Another important aspect is that the study is referred to a specific population (Northern Italy) and therefore reflects both the lifestyle and the state of the art of the surgery, which may be geo-dependent, as stressed by [17].
While splitting the pGS 3+4 and 4+3 has almost no impact on the results, the novelty of the present approach is the addition of the PSPSA which greatly improves the reliability of the model predictions. This finding is not surprising, since relapse may follow microscopic incomplete resection at prostate bed or nodal/distant metastases already present but hardly detectable before RP. Their contribution to the large PSA value mainly produced by the primary tumor was somehow masked, but post-surgery PSA measures make it now apparent.
As concerns PS-PSA, our study confirms that PSA dosage smaller than 0.2 ng/ml can intercept a significant fraction of patients that are normally considered in range (but who actually are at risk). As a matter of fact, the inclusion of this parameter greatly improves the predictability of model.
A possible objection is that waiting for a postsurgical PSA assessment (at least one month after RP, to avoid artefactual results related to the acute response) may improperly delay clinical decisions. As a matter of fact, PS-PSA is normally sampled in the first 1-6 months, but it can be anticipated in order to run the nomogram as earlier as possible (e.g. within 3 months from RP), especially if metastases are suspected and supplementary therapy may be needed.
Another point of caution refers to the fact that the patients entering this study underwent PSA dosage assessment using different techniques and, especially for the older ones, PSA measures may be less accurate and affected by significant systematic errors.
In conclusion, clinical decision following RP become more reliable if the value of the PSA serum concentration detected as early as possible (between 1 and 3 months) after prostatectomy is added to the other presurgical parameters, namely pGS and surgical margins.

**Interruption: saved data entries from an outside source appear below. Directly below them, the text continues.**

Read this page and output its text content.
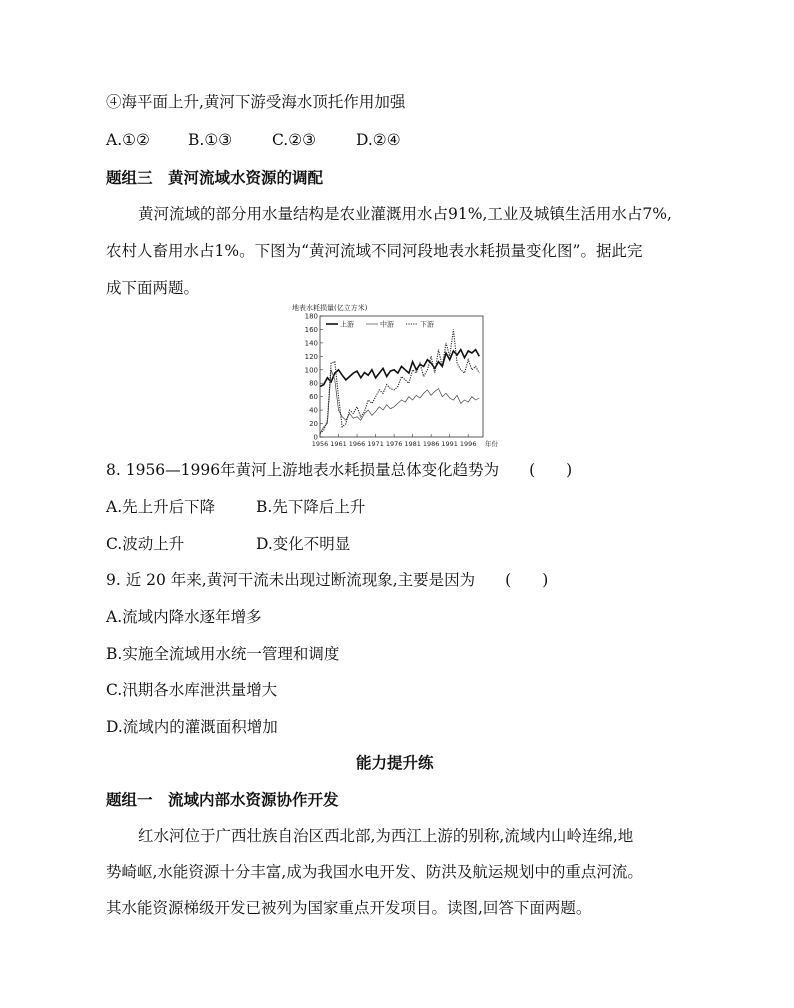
④海平面上升,黄河下游受海水顶托作用加强
A.①② B.①③	C.②③	D.②④
题组三　黄河流域水资源的调配
黄河流域的部分用水量结构是农业灌溉用水占91%,工业及城镇生活用水占7%,
农村人畜用水占1%。下图为“黄河流域不同河段地表水耗损量变化图”。据此完
成下面两题。
地表水耗损量(亿立方米)
0
20
40
60
80
100
120
140
160
180
1956 1961 1966 1971 1976 1981 1986 1991 1996 年份
上游	中游	下游
8. 1956—1996年黄河上游地表水耗损量总体变化趋势为 (　　)
A.先上升后下降	B.先下降后上升
C.波动上升	D.变化不明显
9. 近 20 年来,黄河干流未出现过断流现象,主要是因为 (　　)
A.流域内降水逐年增多
B.实施全流域用水统一管理和调度
C.汛期各水库泄洪量增大
D.流域内的灌溉面积增加
能力提升练
题组一　流域内部水资源协作开发
红水河位于广西壮族自治区西北部,为西江上游的别称,流域内山岭连绵,地
势崎岖,水能资源十分丰富,成为我国水电开发、防洪及航运规划中的重点河流。
其水能资源梯级开发已被列为国家重点开发项目。读图,回答下面两题。
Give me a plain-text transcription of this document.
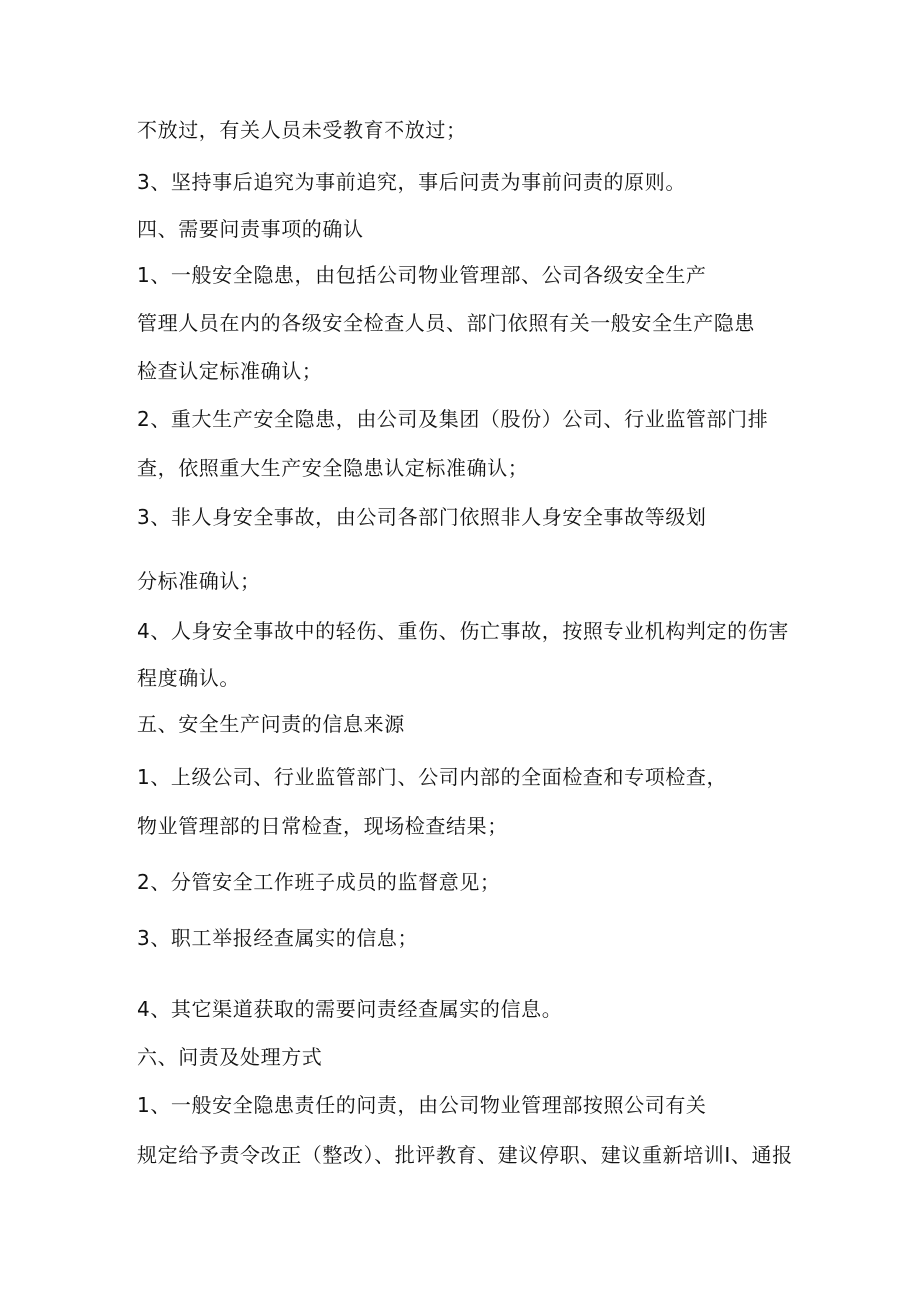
不放过，有关人员未受教育不放过；
3、坚持事后追究为事前追究，事后问责为事前问责的原则。
四、需要问责事项的确认
1、一般安全隐患，由包括公司物业管理部、公司各级安全生产
管理人员在内的各级安全检查人员、部门依照有关一般安全生产隐患
检查认定标准确认；
2、重大生产安全隐患，由公司及集团（股份）公司、行业监管部门排
查，依照重大生产安全隐患认定标准确认；
3、非人身安全事故，由公司各部门依照非人身安全事故等级划
分标准确认；
4、人身安全事故中的轻伤、重伤、伤亡事故，按照专业机构判定的伤害
程度确认。
五、安全生产问责的信息来源
1、上级公司、行业监管部门、公司内部的全面检查和专项检查，
物业管理部的日常检查，现场检查结果；
2、分管安全工作班子成员的监督意见；
3、职工举报经查属实的信息；
4、其它渠道获取的需要问责经查属实的信息。
六、问责及处理方式
1、一般安全隐患责任的问责，由公司物业管理部按照公司有关
规定给予责令改正（整改）、批评教育、建议停职、建议重新培训I、通报
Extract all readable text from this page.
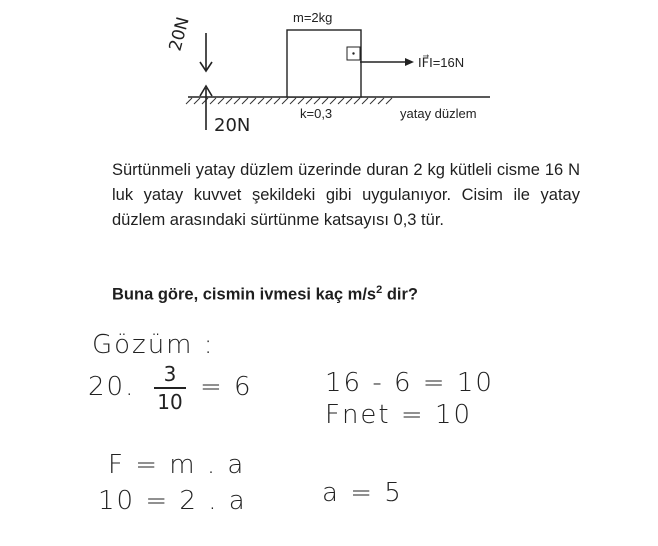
m=2kg
IF⃗I=16N
k=0,3	yatay düzlem
20N
20N
Sürtünmeli yatay düzlem üzerinde duran 2 kg kütleli cisme 16 N luk yatay kuvvet şekildeki gibi uygulanıyor. Cisim ile yatay düzlem arasındaki sürtünme katsayısı 0,3 tür.
Buna göre, cismin ivmesi kaç $m/s^2$ dir?
Gözüm :
20.	3
10 = 6	16 - 6 = 10
Fnet = 10
F = m . a
10 = 2 . a	a = 5
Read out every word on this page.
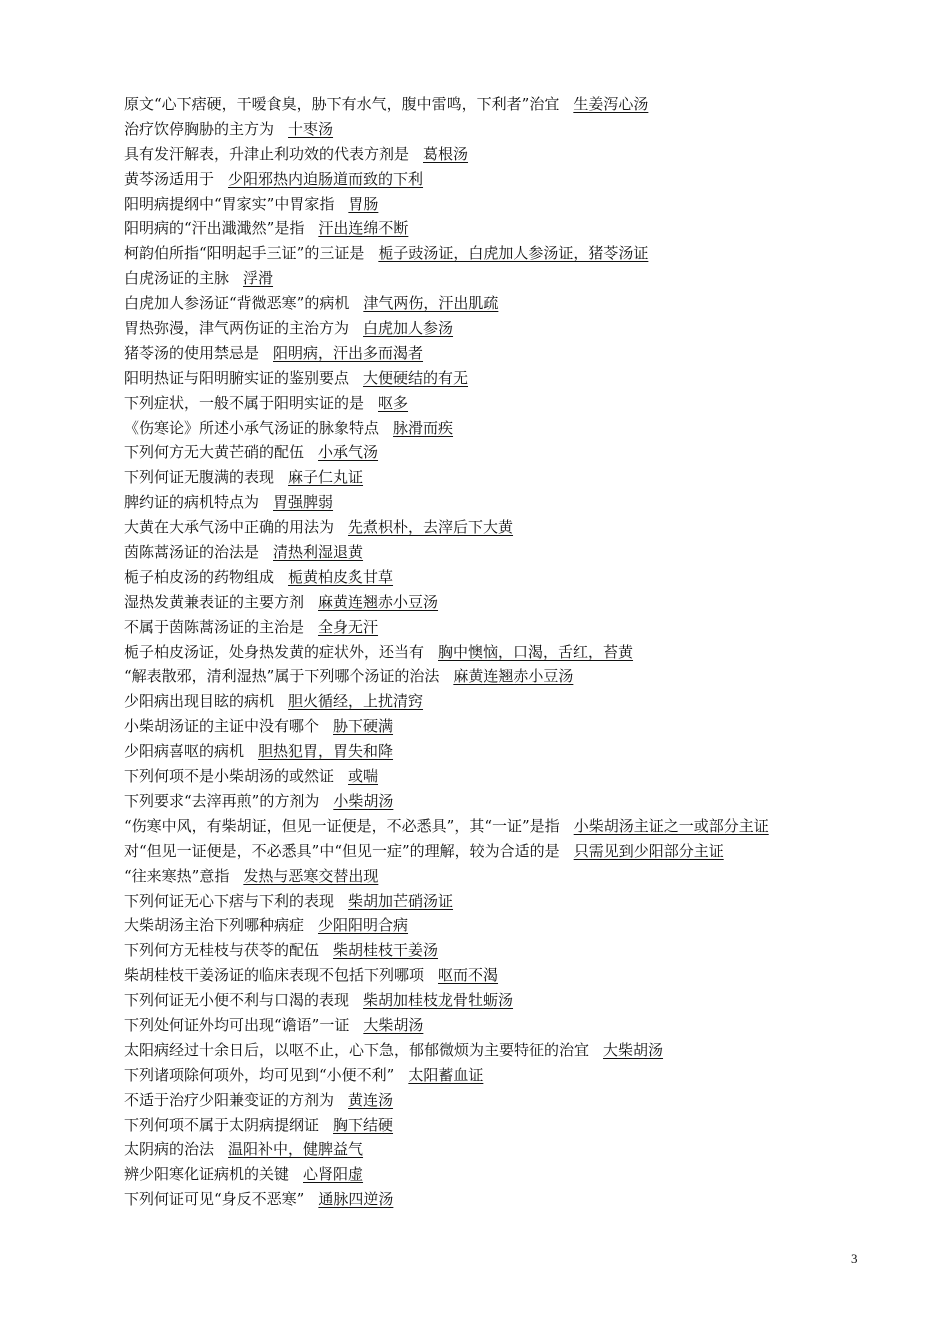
原文“心下痞硬，干嗳食臭，胁下有水气，腹中雷鸣，下利者”治宜 生姜泻心汤
治疗饮停胸胁的主方为 十枣汤
具有发汗解表，升津止利功效的代表方剂是 葛根汤
黄芩汤适用于 少阳邪热内迫肠道而致的下利
阳明病提纲中“胃家实”中胃家指 胃肠
阳明病的“汗出濈濈然”是指 汗出连绵不断
柯韵伯所指“阳明起手三证”的三证是 栀子豉汤证，白虎加人参汤证，猪苓汤证
白虎汤证的主脉 浮滑
白虎加人参汤证“背微恶寒”的病机 津气两伤，汗出肌疏
胃热弥漫，津气两伤证的主治方为 白虎加人参汤
猪苓汤的使用禁忌是 阳明病，汗出多而渴者
阳明热证与阳明腑实证的鉴别要点 大便硬结的有无
下列症状，一般不属于阳明实证的是 呕多
《伤寒论》所述小承气汤证的脉象特点 脉滑而疾
下列何方无大黄芒硝的配伍 小承气汤
下列何证无腹满的表现 麻子仁丸证
脾约证的病机特点为 胃强脾弱
大黄在大承气汤中正确的用法为 先煮枳朴，去滓后下大黄
茵陈蒿汤证的治法是 清热利湿退黄
栀子柏皮汤的药物组成 栀黄柏皮炙甘草
湿热发黄兼表证的主要方剂 麻黄连翘赤小豆汤
不属于茵陈蒿汤证的主治是 全身无汗
栀子柏皮汤证，处身热发黄的症状外，还当有 胸中懊恼，口渴，舌红，苔黄
“解表散邪，清利湿热”属于下列哪个汤证的治法 麻黄连翘赤小豆汤
少阳病出现目眩的病机 胆火循经，上扰清窍
小柴胡汤证的主证中没有哪个 胁下硬满
少阳病喜呕的病机 胆热犯胃，胃失和降
下列何项不是小柴胡汤的或然证 或喘
下列要求“去滓再煎”的方剂为 小柴胡汤
“伤寒中风，有柴胡证，但见一证便是，不必悉具”，其“一证”是指 小柴胡汤主证之一或部分主证
对“但见一证便是，不必悉具”中“但见一症”的理解，较为合适的是 只需见到少阳部分主证
“往来寒热”意指 发热与恶寒交替出现
下列何证无心下痞与下利的表现 柴胡加芒硝汤证
大柴胡汤主治下列哪种病症 少阳阳明合病
下列何方无桂枝与茯苓的配伍 柴胡桂枝干姜汤
柴胡桂枝干姜汤证的临床表现不包括下列哪项 呕而不渴
下列何证无小便不利与口渴的表现 柴胡加桂枝龙骨牡蛎汤
下列处何证外均可出现“谵语”一证 大柴胡汤
太阳病经过十余日后，以呕不止，心下急，郁郁微烦为主要特征的治宜 大柴胡汤
下列诸项除何项外，均可见到“小便不利” 太阳蓄血证
不适于治疗少阳兼变证的方剂为 黄连汤
下列何项不属于太阴病提纲证 胸下结硬
太阴病的治法 温阳补中，健脾益气
辨少阳寒化证病机的关键 心肾阳虚
下列何证可见“身反不恶寒” 通脉四逆汤
3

This model is easily applicable as graphical nomogram or as Table of scores. In both cases, clinicians can choose the best cut-off value depending on their Institution guidelines, derived from ethical and practical considerations.
Moreover, the model not only identifies the patients whose residual disease already produce PSA concentrations values above the biochemical recurrence threshold, who urgently need to be treated, but also detects other ‘at risk’ patients who should carefully and frequently monitored.
Besides the definition of classes of risk based on the peri-surgical evaluation of the tumor severity, the lifetime collection of PSA samples remains indeed the best way to monitor the cancer progression after surgery [4].
This study has received funding from the European Union Seventh Framework Programme (FP7/2007-2013) under grant agreement no. 600841.